Mutation testing

Mutation testing tests the test

Testing is about assessing the quality of a product. Testing itself also has products, for example automated unit tests. Can the products of testing also be tested? Certainly! And they should be tested! But how can you verify if a test is good? There are multiple ways. A review of the tests is definitely a good quality measure. By executing the tests, can you determine whether the tests are working? And how can you see if the tests are complete? To some extent, this can be done by mutation testing.

 

Mutation testing alters the original slightly to see if this is notified by the tests

Definition

Mutation testing is a type of testing where certain statements in the source code are changed (mutated) to check if test cases will identify the fault that was introduced this way. This is a manner to verify the quality of the test set (instead of the test object).

What is mutation testing?

At its core, mutation testing is the practice of executing a test, or a set of tests, over many versions of the software under test—the so-called mutants. Each version of the software under test has different faults deliberately and programmatically injected.

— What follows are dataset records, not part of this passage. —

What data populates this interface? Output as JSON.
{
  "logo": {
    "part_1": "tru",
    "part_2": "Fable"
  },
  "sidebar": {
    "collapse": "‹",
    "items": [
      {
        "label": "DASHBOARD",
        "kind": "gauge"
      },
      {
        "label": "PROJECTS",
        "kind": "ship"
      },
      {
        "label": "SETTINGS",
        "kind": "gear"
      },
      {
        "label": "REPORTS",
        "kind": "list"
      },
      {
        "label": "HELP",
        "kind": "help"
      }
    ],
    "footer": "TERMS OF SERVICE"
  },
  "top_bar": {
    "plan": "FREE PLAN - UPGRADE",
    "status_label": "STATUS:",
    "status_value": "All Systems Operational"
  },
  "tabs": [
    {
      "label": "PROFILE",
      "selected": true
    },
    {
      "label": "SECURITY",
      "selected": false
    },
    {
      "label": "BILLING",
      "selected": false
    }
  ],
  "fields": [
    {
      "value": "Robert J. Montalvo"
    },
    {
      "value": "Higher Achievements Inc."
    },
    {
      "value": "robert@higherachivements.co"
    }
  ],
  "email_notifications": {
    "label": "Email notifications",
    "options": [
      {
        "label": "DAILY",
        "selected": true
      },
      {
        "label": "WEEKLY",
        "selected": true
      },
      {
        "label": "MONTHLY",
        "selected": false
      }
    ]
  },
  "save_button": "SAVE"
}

Each testing iteration is conducted on a slightly different version of the software under test, with different faults injected based on heuristics, or "rules of thumb" that correspond to common faults. These versions are referred to as mutants, in the context that they are small variations. The purpose of the testing is usually to determine which faults are detected by the tests. [Smith 2020]

Mutation testing is a useful way to check if common faults would be detected by the test set and this way helps to improve a test set in case the injected faults would not be detected. It is however no replacement for proper test design.

Mutation testing is also known as fault seeding (or, wrongly, error seeding).

How does mutation testing work?

Write a piece of code. Write tests for that code. Execute the tests. If all tests pass the first version of the test, the test is ready.

Create a mutant in the code and execute the tests. If a test fails, the mutant is detected and the tests are OK. If none of the tests fail, the mutant is not detected; the tests are then incomplete and an extra test needs to be added or the code must be refactored.

As with any activity in DevOps, we strive to automate as much of this process as possible. Good mutation testing tools are available. Keep in mind however that the analysis of mutants that are not detected often requires human action.

Example

In case the IT system contains a check that someone should be at least 120 cm long to be admitted, the example pseudo-code is:

IF length ≥ 120 cm     THEN MOVE "admitted" TO status     ELSE MOVE "not admitted" TO status ENDIF

With 2-value boundary value analysis the test cases would be:

     TC1: input – length = 119, expected outcome – "not admitted"
     TC2: input – length = 120, expected outcome – "admitted"

Both test cases will pass for the pseudocode above.

Now the IF statement in the pseudocode is changed with a common mutant (changing "greater-than-or equal" to "greater-than"):

IF length > 120 cm

For this mutant TC1 will still pass, but TC2 will fail because the actual output will be "not admitted".

Now the IF statement in the pseudocode is changed with another common mutant:

IF length = 120 cm

For this mutant TC1 and TC2 will both pass. The mutation test has detected a fault in the test set that can be fixed by adding a third test case:

     TC3: input – length = 121, expected outcome – "admitted"

How does this relate to test coverage?  

In the case of unit testing, an often-used metric is the coverage of the test (for more information see section "Code coverage"). In the example above, TC1 and TC2 would result in 100%-line coverage, 100%-statement coverage, 100%-branch coverage and 100%-decision coverage. All coverage types that are usually measured in unit testing would have indicated the test as OK. Still, a simple mutant already reveals an incompleteness. Code coverage can therefore be a useful indicator, but no guarantee for a good test. Mutation testing is a very useful technique for understanding the quality of the test.  

Source:
[Smith 2020] Chasing Mutants (chapter in The Future of Software Quality Assurance), Adam Leon Smith, 2020, Springer, ISBN 978-3-030-29509-7.